Washington Times Editorial On Renaming Columbus Day


The Washington Times offers an editorial on the Washington D. C. Council renaming Columbus Day.

In its latest spasm of virtue-signaling last week, the D.C. Council further burnished its far-left credentials by adopting “Indigenous Peoples’ Day” as a legal holiday, replacing Columbus Day, to be observed Monday, Oct. 14.

It was only a matter of time before the District followed the lead of about 130 other towns and cities across the country with liberal mayors and city councils that have jettisoned Christopher Columbus, who they characterize as racist and genocidal.

“Christopher Columbus enslaved, colonized, mutilated, and massacred thousands of indigenous people in the Americas,” asserts the resolution (without any documentation) introduced by D.C. Council member David Grosso.
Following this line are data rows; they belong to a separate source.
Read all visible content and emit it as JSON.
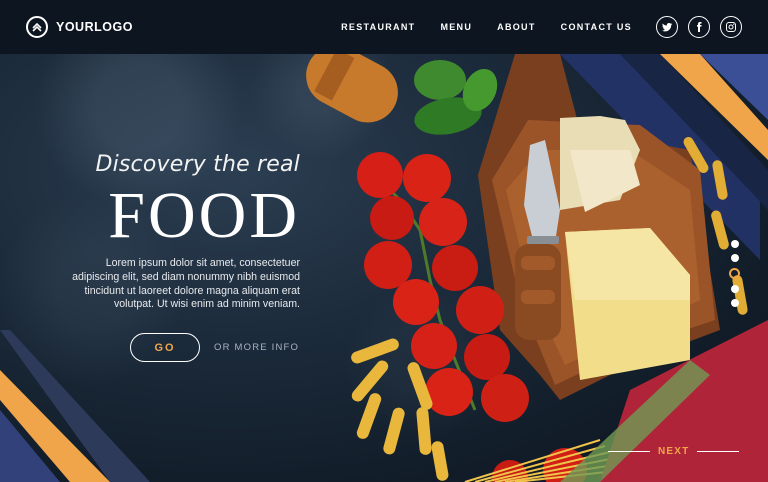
{
  "header": {
    "logo_text": "YOURLOGO",
    "nav": [
      "RESTAURANT",
      "MENU",
      "ABOUT",
      "CONTACT US"
    ],
    "socials": [
      {
        "name": "twitter-icon",
        "glyph": "t"
      },
      {
        "name": "facebook-icon",
        "glyph": "f"
      },
      {
        "name": "instagram-icon",
        "glyph": "◎"
      }
    ]
  },
  "hero": {
    "tagline": "Discovery the real",
    "headline": "FOOD",
    "lead": "Lorem ipsum dolor sit amet, consectetuer adipiscing elit, sed diam nonummy nibh euismod tincidunt ut laoreet dolore magna aliquam erat volutpat. Ut wisi enim ad minim veniam.",
    "go_label": "GO",
    "more_label": "OR MORE INFO"
  },
  "slider": {
    "total": 5,
    "active_index": 2
  },
  "next_label": "NEXT",
  "colors": {
    "accent": "#f1a54a",
    "header_bg": "#0c1520",
    "stripe_blue": "#2a3d8f"
  }
}
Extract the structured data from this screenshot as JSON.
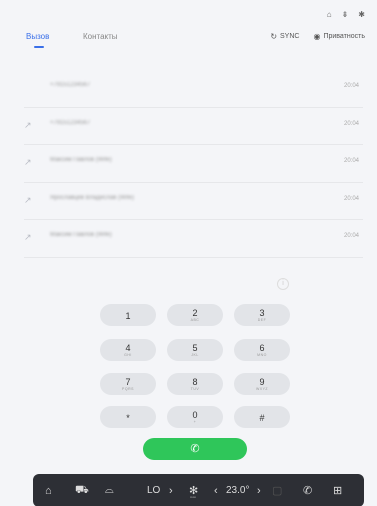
{
  "status_bar": {
    "icons": [
      "lock-icon",
      "download-icon",
      "bluetooth-icon"
    ],
    "glyphs": [
      "⌂",
      "⇟",
      "✱"
    ]
  },
  "tabs": [
    {
      "label": "Вызов",
      "active": true
    },
    {
      "label": "Контакты",
      "active": false
    }
  ],
  "actions": {
    "sync_label": "SYNC",
    "privacy_label": "Приватность",
    "sync_icon": "↻",
    "privacy_icon": "◉"
  },
  "calls": [
    {
      "name": "+79151234567",
      "time": "20:04",
      "has_icon": false
    },
    {
      "name": "+79151234567",
      "time": "20:04",
      "has_icon": true
    },
    {
      "name": "Максим Павлов (Wife)",
      "time": "20:04",
      "has_icon": true
    },
    {
      "name": "Ярославцев Владислав (Wife)",
      "time": "20:04",
      "has_icon": true
    },
    {
      "name": "Максим Павлов (Wife)",
      "time": "20:04",
      "has_icon": true
    }
  ],
  "call_icon_glyph": "↗",
  "keypad": [
    {
      "digit": "1",
      "sub": ""
    },
    {
      "digit": "2",
      "sub": "ABC"
    },
    {
      "digit": "3",
      "sub": "DEF"
    },
    {
      "digit": "4",
      "sub": "GHI"
    },
    {
      "digit": "5",
      "sub": "JKL"
    },
    {
      "digit": "6",
      "sub": "MNO"
    },
    {
      "digit": "7",
      "sub": "PQRS"
    },
    {
      "digit": "8",
      "sub": "TUV"
    },
    {
      "digit": "9",
      "sub": "WXYZ"
    },
    {
      "digit": "*",
      "sub": ""
    },
    {
      "digit": "0",
      "sub": "+"
    },
    {
      "digit": "#",
      "sub": ""
    }
  ],
  "call_button_icon": "✆",
  "dock": {
    "fan_mode": "LO",
    "temperature": "23.0°",
    "fan_label": "Auto",
    "glyphs": {
      "home": "⌂",
      "car": "⛟",
      "seat": "⌓",
      "arrow_right": "›",
      "fan": "✻",
      "arrow_left": "‹",
      "empty": "▢",
      "phone": "✆",
      "apps": "⊞"
    }
  },
  "colors": {
    "accent": "#3a6fe8",
    "call_green": "#2fc65a",
    "dock_bg": "#2d2f35"
  }
}
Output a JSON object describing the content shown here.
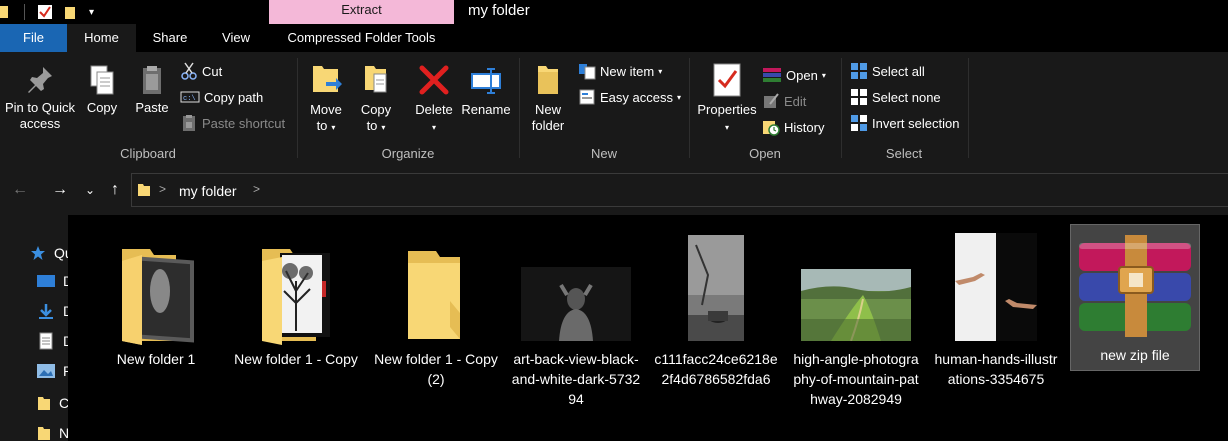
{
  "window": {
    "title": "my folder",
    "contextual_tab": "Extract"
  },
  "tabs": {
    "file": "File",
    "home": "Home",
    "share": "Share",
    "view": "View",
    "compressed": "Compressed Folder Tools"
  },
  "ribbon": {
    "clipboard": {
      "label": "Clipboard",
      "pin_line1": "Pin to Quick",
      "pin_line2": "access",
      "copy": "Copy",
      "paste": "Paste",
      "cut": "Cut",
      "copy_path": "Copy path",
      "paste_shortcut": "Paste shortcut"
    },
    "organize": {
      "label": "Organize",
      "move_line1": "Move",
      "move_line2": "to",
      "copy_line1": "Copy",
      "copy_line2": "to",
      "delete": "Delete",
      "rename": "Rename"
    },
    "new": {
      "label": "New",
      "folder_line1": "New",
      "folder_line2": "folder",
      "new_item": "New item",
      "easy_access": "Easy access"
    },
    "open": {
      "label": "Open",
      "properties": "Properties",
      "open": "Open",
      "edit": "Edit",
      "history": "History"
    },
    "select": {
      "label": "Select",
      "select_all": "Select all",
      "select_none": "Select none",
      "invert": "Invert selection"
    }
  },
  "address": {
    "crumb": "my folder"
  },
  "navpane": {
    "items": [
      {
        "label": "Qu",
        "icon": "star-icon"
      },
      {
        "label": "D",
        "icon": "desktop-icon"
      },
      {
        "label": "D",
        "icon": "download-icon"
      },
      {
        "label": "D",
        "icon": "document-icon"
      },
      {
        "label": "P",
        "icon": "pictures-icon"
      },
      {
        "label": "C",
        "icon": "folder-icon"
      },
      {
        "label": "N",
        "icon": "folder-icon"
      }
    ]
  },
  "files": [
    {
      "name": "New folder 1",
      "type": "folder-photo"
    },
    {
      "name": "New folder 1 - Copy",
      "type": "folder-tree"
    },
    {
      "name": "New folder 1 - Copy (2)",
      "type": "folder-empty"
    },
    {
      "name": "art-back-view-black-and-white-dark-573294",
      "type": "image-dark"
    },
    {
      "name": "c111facc24ce6218e2f4d6786582fda6",
      "type": "image-bw"
    },
    {
      "name": "high-angle-photography-of-mountain-pathway-2082949",
      "type": "image-landscape"
    },
    {
      "name": "human-hands-illustrations-3354675",
      "type": "image-hands"
    },
    {
      "name": "new zip file",
      "type": "zip-archive"
    }
  ],
  "colors": {
    "accent": "#1a66b3",
    "contextual": "#f4b8d8",
    "folder": "#f8d775",
    "selection": "#444444"
  }
}
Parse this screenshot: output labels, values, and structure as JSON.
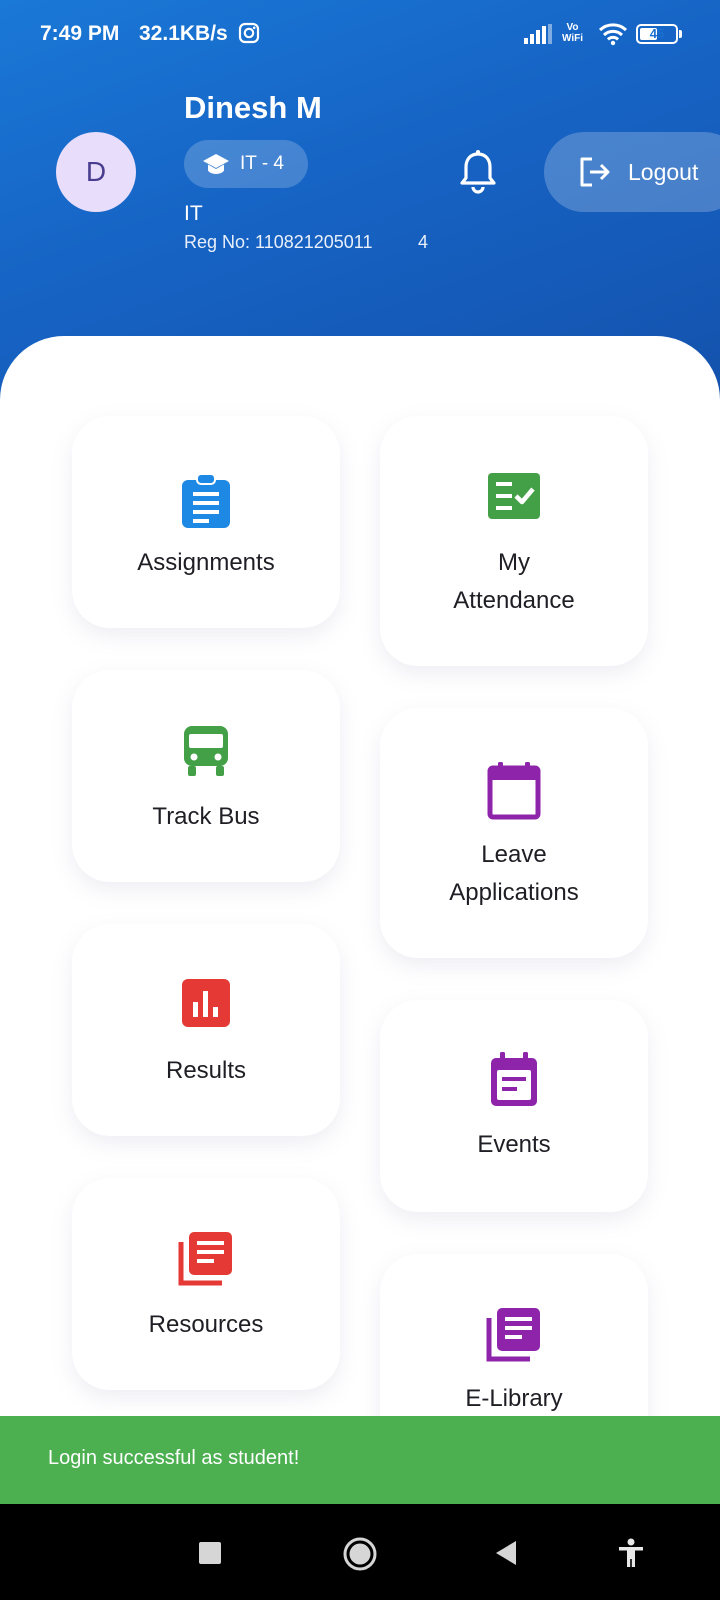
{
  "status_bar": {
    "time": "7:49 PM",
    "speed": "32.1KB/s",
    "vowifi_line1": "Vo",
    "vowifi_line2": "WiFi",
    "battery": "45"
  },
  "profile": {
    "avatar_letter": "D",
    "name": "Dinesh M",
    "chip_icon": "graduation-cap-icon",
    "chip_label": "IT - 4",
    "department": "IT",
    "reg_no": "Reg No: 110821205011",
    "semester": "4"
  },
  "header_actions": {
    "logout_label": "Logout"
  },
  "tiles": [
    {
      "label_line1": "Assignments",
      "label_line2": "",
      "icon": "clipboard-list-icon",
      "color": "#1e88e5"
    },
    {
      "label_line1": "My",
      "label_line2": "Attendance",
      "icon": "checklist-icon",
      "color": "#43a047"
    },
    {
      "label_line1": "Track Bus",
      "label_line2": "",
      "icon": "bus-icon",
      "color": "#43a047"
    },
    {
      "label_line1": "Leave",
      "label_line2": "Applications",
      "icon": "calendar-icon",
      "color": "#8e24aa"
    },
    {
      "label_line1": "Results",
      "label_line2": "",
      "icon": "bar-chart-icon",
      "color": "#e53935"
    },
    {
      "label_line1": "Events",
      "label_line2": "",
      "icon": "event-note-icon",
      "color": "#8e24aa"
    },
    {
      "label_line1": "Resources",
      "label_line2": "",
      "icon": "library-books-icon",
      "color": "#e53935"
    },
    {
      "label_line1": "E-Library",
      "label_line2": "",
      "icon": "library-books-icon",
      "color": "#8e24aa"
    }
  ],
  "snackbar": {
    "message": "Login successful as student!",
    "color": "#4caf50"
  },
  "theme": {
    "header_blue": "#1565c0",
    "accent": "#1e88e5"
  }
}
It would be quite a mean feat for a single man to do all that, if it were true. But it’s little more than character assassination and historical revisionism at their worst.

History records that Columbus was a deeply religious man, a devout Catholic often seen wearing the Franciscan habit. As Ben Broussard wrote in an August 2012 article for a Catholic group, the American Society for the Defense of Tradition, Family and Property about Columbus’ missionary zeal: “Upon his first encounter with the natives of San Salvador [an island now part of the Bahamas, where he first landed], Columbus concludes, ‘I recognized that they were people who would be better converted to our Holy Faith by love than by force.’” Columbus’ records also show he characterized the natives as “sweet and gentle.”

As to the claim the explorer “enslaved” the indigenous peoples he met, Mr. Broussard first notes that “slavery was already widespread among the native Indians when Columbus arrived.”